The problem now, says Sarah Wachter at the Wharton School, is all the people who can’t pay their mortgages because they’re unemployed, or don’t want to pay because they owe more than their house is worth.
Sarah Wachter: We have a long way to go in many of these markets before home values rise to equal the level of the mortgages these households are paying on, or in this case, actually, not paying on.
Wachter says low home values will lead to even more foreclosures. The foreclosed homes get priced cheap by the banks, just to move them off their books. It’s a vicious cycle, says housing analyst Desmond Lachman at the American Enterprise Institute.
Desmond Lachman: We could expect housing prices to decline by perhaps another 5 to 10 percent over the next year, before eventually stabilizing.
There is one bit of encouraging news, though. Banks are actually sending out fewer foreclosure notices. This is the first step when a homeowner gets behind on their mortgage, long before the house is actually seized. I asked Wharton’s Susan Wachter what’s going on?

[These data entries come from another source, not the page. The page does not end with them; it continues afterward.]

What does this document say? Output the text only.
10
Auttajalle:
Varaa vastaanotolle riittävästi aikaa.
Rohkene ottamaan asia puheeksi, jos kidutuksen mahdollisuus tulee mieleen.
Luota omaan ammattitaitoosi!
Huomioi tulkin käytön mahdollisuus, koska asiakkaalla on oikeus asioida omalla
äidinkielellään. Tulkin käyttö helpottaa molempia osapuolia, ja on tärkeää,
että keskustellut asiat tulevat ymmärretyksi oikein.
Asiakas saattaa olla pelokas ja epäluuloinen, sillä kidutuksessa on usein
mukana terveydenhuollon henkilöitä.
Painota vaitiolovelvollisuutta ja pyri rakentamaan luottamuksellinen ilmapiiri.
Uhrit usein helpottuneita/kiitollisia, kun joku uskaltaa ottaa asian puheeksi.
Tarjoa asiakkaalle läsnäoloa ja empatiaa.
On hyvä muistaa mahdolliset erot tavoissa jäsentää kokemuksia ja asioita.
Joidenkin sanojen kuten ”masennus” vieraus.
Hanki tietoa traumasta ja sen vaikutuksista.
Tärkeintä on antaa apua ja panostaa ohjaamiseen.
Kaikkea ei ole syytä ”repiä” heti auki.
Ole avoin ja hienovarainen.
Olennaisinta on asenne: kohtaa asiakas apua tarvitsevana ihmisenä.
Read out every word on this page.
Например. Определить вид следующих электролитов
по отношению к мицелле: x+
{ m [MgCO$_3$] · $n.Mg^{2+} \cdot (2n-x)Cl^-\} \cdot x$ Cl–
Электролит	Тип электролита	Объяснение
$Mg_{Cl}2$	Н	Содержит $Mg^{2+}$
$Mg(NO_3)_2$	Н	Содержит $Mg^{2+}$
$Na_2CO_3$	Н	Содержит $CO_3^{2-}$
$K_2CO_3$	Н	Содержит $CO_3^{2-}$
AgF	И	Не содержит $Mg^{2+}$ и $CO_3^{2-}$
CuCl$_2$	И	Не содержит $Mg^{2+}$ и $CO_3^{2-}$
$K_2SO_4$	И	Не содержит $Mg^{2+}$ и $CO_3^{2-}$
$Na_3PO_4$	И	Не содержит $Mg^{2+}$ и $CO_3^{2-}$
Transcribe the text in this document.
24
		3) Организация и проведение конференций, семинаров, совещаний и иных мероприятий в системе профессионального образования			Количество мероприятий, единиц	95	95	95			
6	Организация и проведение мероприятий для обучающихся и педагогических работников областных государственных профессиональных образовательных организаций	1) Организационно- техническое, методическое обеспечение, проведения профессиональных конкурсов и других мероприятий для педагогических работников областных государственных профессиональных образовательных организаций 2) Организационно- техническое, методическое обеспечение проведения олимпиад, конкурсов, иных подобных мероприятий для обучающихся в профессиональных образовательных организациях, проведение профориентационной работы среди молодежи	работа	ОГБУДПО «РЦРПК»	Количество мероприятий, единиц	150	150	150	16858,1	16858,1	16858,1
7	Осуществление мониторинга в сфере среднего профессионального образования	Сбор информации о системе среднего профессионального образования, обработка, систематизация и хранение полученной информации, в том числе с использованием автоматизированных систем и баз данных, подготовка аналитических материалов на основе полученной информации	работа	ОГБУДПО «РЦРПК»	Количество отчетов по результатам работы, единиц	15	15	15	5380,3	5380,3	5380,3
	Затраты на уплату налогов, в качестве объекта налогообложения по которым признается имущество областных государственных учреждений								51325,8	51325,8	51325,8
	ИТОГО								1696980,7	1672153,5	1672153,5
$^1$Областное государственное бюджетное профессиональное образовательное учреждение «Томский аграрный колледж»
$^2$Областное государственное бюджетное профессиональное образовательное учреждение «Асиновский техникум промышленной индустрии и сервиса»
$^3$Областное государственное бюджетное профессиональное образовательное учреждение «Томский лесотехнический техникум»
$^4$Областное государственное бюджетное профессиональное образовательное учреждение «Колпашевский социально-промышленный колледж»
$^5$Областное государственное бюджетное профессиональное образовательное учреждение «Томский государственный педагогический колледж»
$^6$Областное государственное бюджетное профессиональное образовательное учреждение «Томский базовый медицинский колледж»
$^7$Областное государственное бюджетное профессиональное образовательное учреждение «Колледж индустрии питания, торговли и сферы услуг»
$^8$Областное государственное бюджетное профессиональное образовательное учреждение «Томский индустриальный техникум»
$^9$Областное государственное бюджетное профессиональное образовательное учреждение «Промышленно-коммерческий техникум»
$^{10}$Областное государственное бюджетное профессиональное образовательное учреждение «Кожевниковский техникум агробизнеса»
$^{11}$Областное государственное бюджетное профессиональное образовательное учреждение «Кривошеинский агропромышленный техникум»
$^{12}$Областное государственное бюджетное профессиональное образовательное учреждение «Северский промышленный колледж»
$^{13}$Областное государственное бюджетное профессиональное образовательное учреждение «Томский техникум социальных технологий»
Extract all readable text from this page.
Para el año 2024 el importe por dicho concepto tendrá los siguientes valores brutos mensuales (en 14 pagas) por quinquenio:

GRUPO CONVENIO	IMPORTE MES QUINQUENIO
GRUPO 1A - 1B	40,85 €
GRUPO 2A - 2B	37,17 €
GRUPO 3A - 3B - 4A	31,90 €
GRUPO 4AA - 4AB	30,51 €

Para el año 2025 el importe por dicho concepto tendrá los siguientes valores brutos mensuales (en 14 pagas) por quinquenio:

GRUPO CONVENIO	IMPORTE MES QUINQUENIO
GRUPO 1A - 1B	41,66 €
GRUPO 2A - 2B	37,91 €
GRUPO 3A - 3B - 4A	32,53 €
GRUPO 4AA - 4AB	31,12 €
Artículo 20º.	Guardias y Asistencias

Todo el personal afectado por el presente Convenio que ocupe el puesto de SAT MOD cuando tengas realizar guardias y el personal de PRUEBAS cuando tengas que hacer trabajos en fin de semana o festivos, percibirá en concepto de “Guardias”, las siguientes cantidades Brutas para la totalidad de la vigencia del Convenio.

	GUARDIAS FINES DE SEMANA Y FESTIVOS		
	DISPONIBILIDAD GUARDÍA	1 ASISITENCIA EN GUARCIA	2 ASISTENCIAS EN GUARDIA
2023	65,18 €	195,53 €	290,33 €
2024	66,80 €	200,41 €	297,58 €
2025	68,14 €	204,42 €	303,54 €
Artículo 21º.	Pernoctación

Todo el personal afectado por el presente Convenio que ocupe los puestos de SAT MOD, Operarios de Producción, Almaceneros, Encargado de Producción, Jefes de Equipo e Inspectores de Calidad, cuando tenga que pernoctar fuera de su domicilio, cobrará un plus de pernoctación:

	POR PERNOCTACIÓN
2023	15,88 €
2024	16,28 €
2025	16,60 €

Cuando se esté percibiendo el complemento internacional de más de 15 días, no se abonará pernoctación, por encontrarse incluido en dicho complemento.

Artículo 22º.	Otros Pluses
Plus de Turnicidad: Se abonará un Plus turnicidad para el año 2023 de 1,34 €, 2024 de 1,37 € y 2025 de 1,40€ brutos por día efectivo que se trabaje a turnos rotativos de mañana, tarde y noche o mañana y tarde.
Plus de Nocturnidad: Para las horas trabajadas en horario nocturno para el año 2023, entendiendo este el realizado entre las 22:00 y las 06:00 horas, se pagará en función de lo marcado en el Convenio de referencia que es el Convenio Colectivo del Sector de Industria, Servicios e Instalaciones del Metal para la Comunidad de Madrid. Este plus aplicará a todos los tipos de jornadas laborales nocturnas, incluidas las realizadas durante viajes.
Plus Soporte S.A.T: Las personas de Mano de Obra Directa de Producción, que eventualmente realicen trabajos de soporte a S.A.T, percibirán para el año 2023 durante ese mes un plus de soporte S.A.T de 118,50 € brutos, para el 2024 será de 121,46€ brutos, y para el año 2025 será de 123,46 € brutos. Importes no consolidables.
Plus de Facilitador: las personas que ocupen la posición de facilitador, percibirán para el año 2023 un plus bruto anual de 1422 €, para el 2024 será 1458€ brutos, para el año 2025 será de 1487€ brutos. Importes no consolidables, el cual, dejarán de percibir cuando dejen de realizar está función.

Wachter: Lenders are increasingly looking to other options — loan modification, short sales, as lenders have more experience with them. And indeed, as homeowners are coming to terms with the fact that they really have few choices.
And Wachter says, between all the foreclosures and short sales now on the market, plus ridiculously low interest rates, it really is cheap to buy a house again.
I’m Mitchell Hartman for Marketplace.